Leah Litman is an assistant professor of law focusing on constitutional law, federal courts and federal sentencing. Her research examines unidentified and implicit values that are used to structure the legal system, the federal courts and the legal profession. She's the host of "Strict Scrutiny," a podcast exploring news, arguments and opinions from the Supreme Court.
Lisa Harris, professor of obstetrics and gynecology, directs U-M's Fellowship in Family Planning. Her clinical work includes most aspects of general obstetrics and gynecology care, with a focus on miscarriage and family planning. In particular, her research explores abortion stigma, the experiences of abortion care providers, race and social class stratification of reproduction, and strategies for providing health care within a reproductive justice framework.

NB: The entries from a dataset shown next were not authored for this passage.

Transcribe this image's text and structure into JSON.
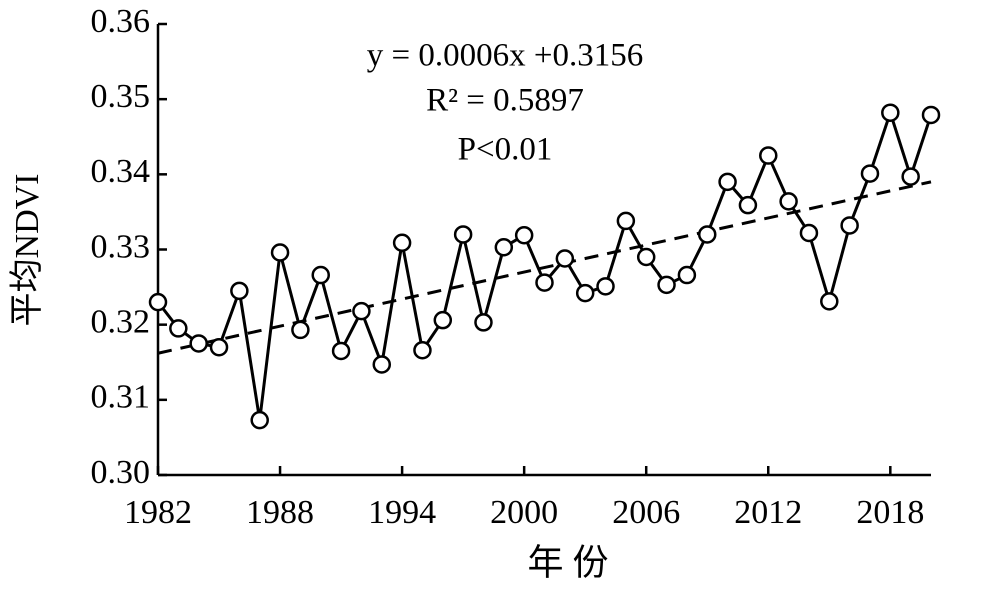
{
  "chart_data": {
    "type": "line",
    "x": [
      1982,
      1983,
      1984,
      1985,
      1986,
      1987,
      1988,
      1989,
      1990,
      1991,
      1992,
      1993,
      1994,
      1995,
      1996,
      1997,
      1998,
      1999,
      2000,
      2001,
      2002,
      2003,
      2004,
      2005,
      2006,
      2007,
      2008,
      2009,
      2010,
      2011,
      2012,
      2013,
      2014,
      2015,
      2016,
      2017,
      2018,
      2019,
      2020
    ],
    "series": [
      {
        "color": "#000000",
        "values": [
          0.323,
          0.3195,
          0.3175,
          0.317,
          0.3245,
          0.3073,
          0.3296,
          0.3193,
          0.3266,
          0.3165,
          0.3218,
          0.3147,
          0.3309,
          0.3166,
          0.3206,
          0.332,
          0.3203,
          0.3303,
          0.3319,
          0.3256,
          0.3288,
          0.3242,
          0.3251,
          0.3338,
          0.329,
          0.3253,
          0.3266,
          0.332,
          0.339,
          0.3359,
          0.3425,
          0.3364,
          0.3322,
          0.3231,
          0.3332,
          0.3401,
          0.3482,
          0.3397,
          0.3479
        ]
      }
    ],
    "trend": {
      "x": [
        1982,
        2020
      ],
      "values": [
        0.3162,
        0.339
      ]
    },
    "annotations": [
      "y = 0.0006x +0.3156",
      "R² = 0.5897",
      "P<0.01"
    ],
    "xlabel": "年 份",
    "ylabel": "平均NDVI",
    "xlim": [
      1982,
      2020
    ],
    "xticks": [
      1982,
      1988,
      1994,
      2000,
      2006,
      2012,
      2018
    ],
    "ylim": [
      0.3,
      0.36
    ],
    "yticks": [
      {
        "value": 0.3,
        "label": "0.30"
      },
      {
        "value": 0.31,
        "label": "0.31"
      },
      {
        "value": 0.32,
        "label": "0.32"
      },
      {
        "value": 0.33,
        "label": "0.33"
      },
      {
        "value": 0.34,
        "label": "0.34"
      },
      {
        "value": 0.35,
        "label": "0.35"
      },
      {
        "value": 0.36,
        "label": "0.36"
      }
    ]
  }
}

Laura Owens is a clinical assistant professor of obstetrics and gynecology with specialist training in complex family planning and abortion care. Her research team will study the impact of geography on abortion care access in Michigan by analyzing data on the distance to abortion care by Michigan county, identifying areas that are most likely to be affected by a ban, and examining whether distance to abortion care is associated with county-level maternal morbidity, racial composition and socioeconomic status.
Joelle Abramowitz is an assistant research scientist at the Survey Research Center at the Institute for Social Research. She studies health insurance, medical expenditures, marriage, fertility and general health topics.